Back before Christmas, I made a quick trip to Amsterdam to plan the conference program and then to Spain to visit the church that will host us and to see first-hand the hotel in which we'll stay.  I am by no means a travel agent, and a quick trip to Europe hardly seems a "work assignment," but it is necessary to be sure that the hotel in which we stay, at a reasonable cost, provides an environment in which people can rest and chat and that the church has the space we need for meetings.

Another "un-missionary work" this week has been to invite people in the U.S. and Europe to sponsor some Eastern Europeans to come to the conference.  I am not a trained development person, but, again, this is something that must be done if we are to build bridges with Eastern Europeans and encourage them to prevent women from ending up being exploited in prostitution in the West.  (If you want to help someone come, please let me know! A bake sale in your church, for instance, would certainly pay for at least 1 person's hotel and meals and perhaps even for a flight!) 
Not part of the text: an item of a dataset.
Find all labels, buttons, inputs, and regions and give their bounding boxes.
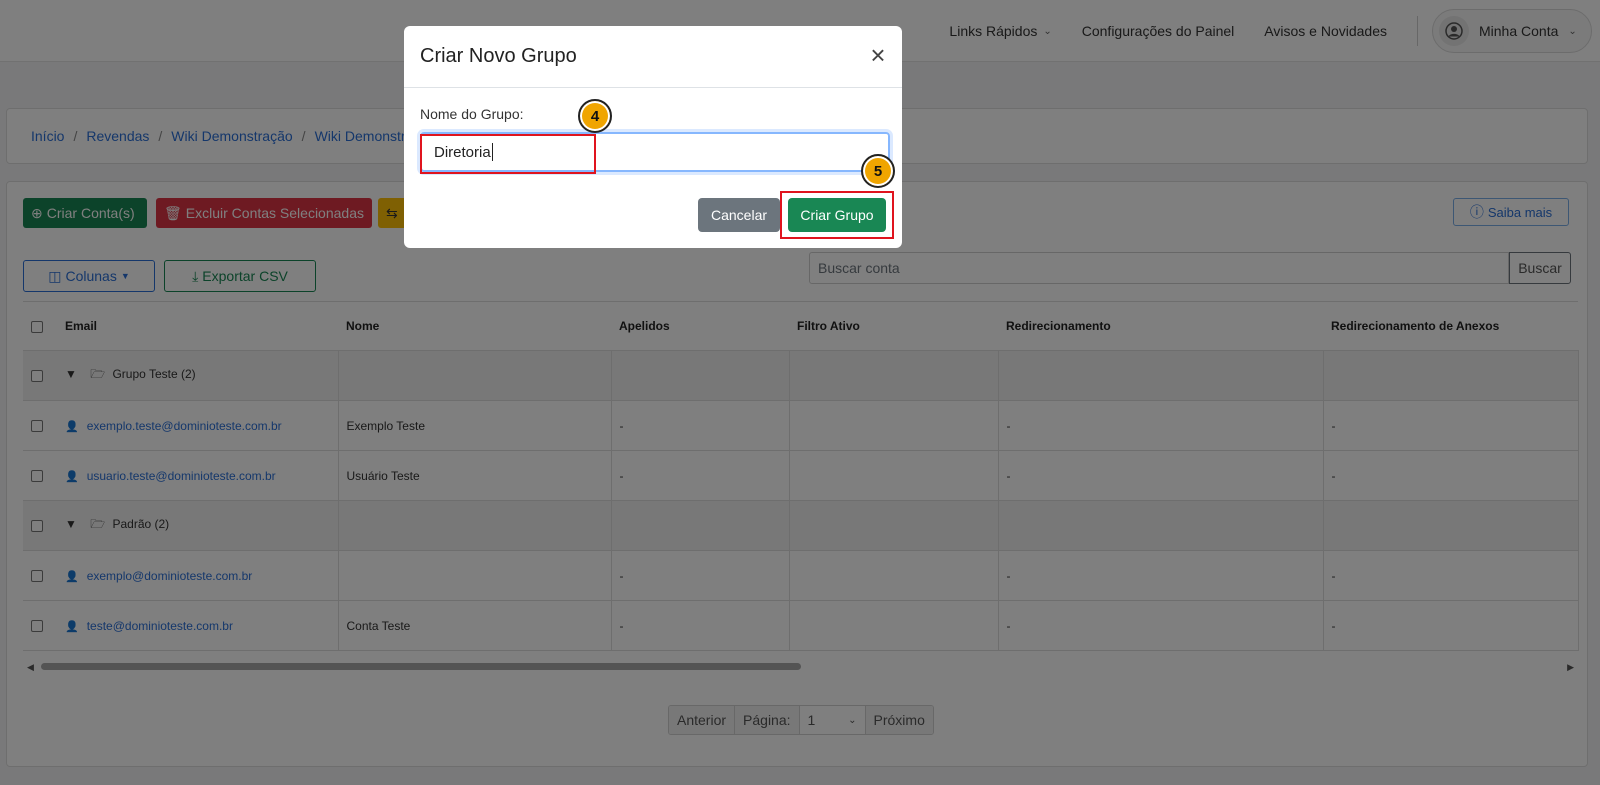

In a seminary course on prayer, I read from an author whose name I cannot remember:  "When we see life as God sees life, all of life becomes a prayer."  Perhaps Judson learned as I am learning,  "When we see work as God sees work, all of our work is 'missionary'."  Of course, we must be sure the work is one that provides dignity and that does not exploit others' dignity, but, perhaps we all need to see more of what we do as an offering of work to God. 

Thank you for partnering in this missionary work!  

We will hold the memorial service for both of Jim's parents on Saturday.  Thank you for your prayers!